Comment menez-vous aujourd’hui ce combat de l’extérieur ?
Les Nations Unies font beaucoup pour accroître la prise de conscience concernant cette cause, et les journées du 25 novembre et du 8 mars, que Norma célèbre chaque année au Mexique, sont des moments essentiels pour sensibiliser l’opinion publique. Mais nous devons faire beaucoup plus pour que la lutte contre la violence faite aux femmes figure dans tous les programmes politiques. Il s’agit d’une question transversale, et si nous luttons en silos ou en vase clos contre ce problème, comme nous le faisons toujours et comme nous l’avons fait dans la gestion des catastrophes, nous aggravons la situation au lieu de l’améliorer. La prévention et l’éducation sont primordiales pour sauver des vies, et quand cela n’est pas ou plus possible, une réponse pénale plus ferme pour punir ces crimes est essentielle.
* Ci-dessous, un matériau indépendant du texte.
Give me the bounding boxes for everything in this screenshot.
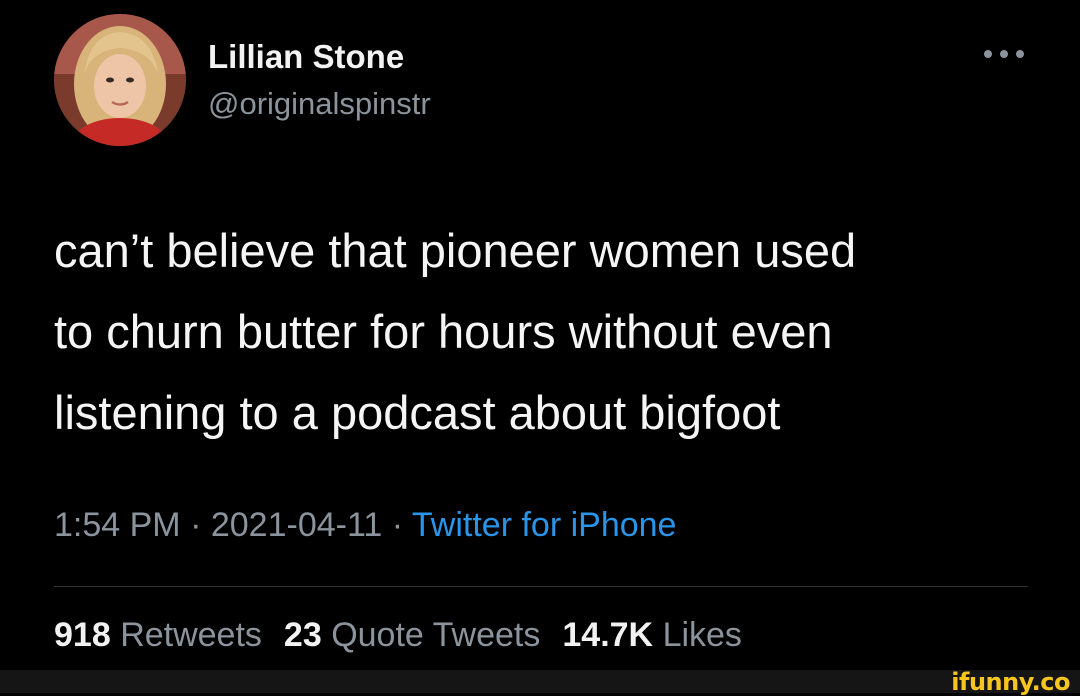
tweet-text-line: to churn butter for hours without even [54,305,833,358]
retweets-label: Retweets [120,616,262,654]
tweet-stats: 918 Retweets 23 Quote Tweets 14.7K Likes [54,616,742,655]
quote-tweets-stat[interactable]: 23 Quote Tweets [284,616,540,655]
quote-tweets-label: Quote Tweets [331,616,541,654]
avatar-photo [54,14,186,146]
dot [1000,50,1008,58]
author-name[interactable]: Lillian Stone [208,38,404,76]
ifunny-watermark: ifunny.co [951,668,1070,696]
author-handle[interactable]: @originalspinstr [208,86,431,122]
likes-label: Likes [662,616,742,654]
tweet-card: Lillian Stone @originalspinstr can’t bel… [0,0,1080,696]
dot [1016,50,1024,58]
tweet-text: can’t believe that pioneer women used to… [54,210,1044,453]
quote-tweets-count: 23 [283,616,322,654]
dot [984,50,992,58]
retweets-count: 918 [54,616,111,654]
likes-stat[interactable]: 14.7K Likes [562,616,742,655]
tweet-date[interactable]: 2021-04-11 [211,506,382,544]
divider [54,586,1028,587]
meta-separator: · [190,506,202,544]
meta-separator: · [391,506,404,544]
watermark-bar [0,670,1080,693]
tweet-metadata: 1:54 PM · 2021-04-11 · Twitter for iPhon… [54,506,676,545]
tweet-time[interactable]: 1:54 PM [54,506,181,544]
tweet-text-line: can’t believe that pioneer women used [54,224,857,277]
avatar[interactable] [54,14,186,146]
retweets-stat[interactable]: 918 Retweets [54,616,262,655]
more-options-icon[interactable] [984,44,1024,64]
likes-count: 14.7K [562,616,654,654]
tweet-source-link[interactable]: Twitter for iPhone [412,506,677,544]
tweet-text-line: listening to a podcast about bigfoot [54,386,781,439]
En novembre dernier, grâce au soutien de la Fondation Kofi Annan, de la Fondation Edelstam, des formidables équipes d’ONU Femmes Genève et Mexico, de Spotlight, du Festival Filmar et du Graduate Institute, ainsi que de personnes qui ont tout de suite cru en ce projet, nous avons pu inviter Norma à Genève et présenter le documentaire réalisé sur son combat. Elle a aussi rencontré de nombreux représentants des droits humains et des missions diplomatiques pour échanger et mieux connaître les mesures mises en place dans d’autres pays pour réduire les féminicides. Les Nations Unies restent une grande famille pour tous ceux et celles qui y ont travaillé. Je tairai ici le nom de toutes celles et ceux qui m’ont aidée sans hésiter dans ce projet, mais elles et ils se reconnaîtront. Et je les remercie. Le cas de la fille de Norma est maintenant entre les mains de la Cour interaméricaine des droits de l’homme et le jugement devrait être rendu à la fin de cette année. La campagne se poursuivra tout au long de l’année 2025 et je continuerai à mobiliser les Nations Unies pour soutenir sa cause.
Avez-vous un souhait à formuler ?
Je regrette qu’aucun Envoyé(e) spécial des Nations Unies n’ait encore été nommé(e) pour lutter précisément contre la pandémie actuelle de féminicides, comme nous en avions eu un, juste après le terrible tsunami de décembre 2004.
Les féminicides ne sont pas des faits isolés, mais des faits sociétaux qui méritent la plus grande attention de la part de nos responsables politiques, afin que toutes les femmes et les jeunes filles puissent vivre librement, sans craindre d’être assassinées dans la rue ou chez elles, en raison de leur genre, comme c’est le cas aujourd’hui. Selon les derniers chiffres de l’ONU, plus de 85 000 femmes ont été tuées de manière intentionnelle en 2023 et 60 % d’entre elles l’ont été par leur conjoint ou un membre de leur famille.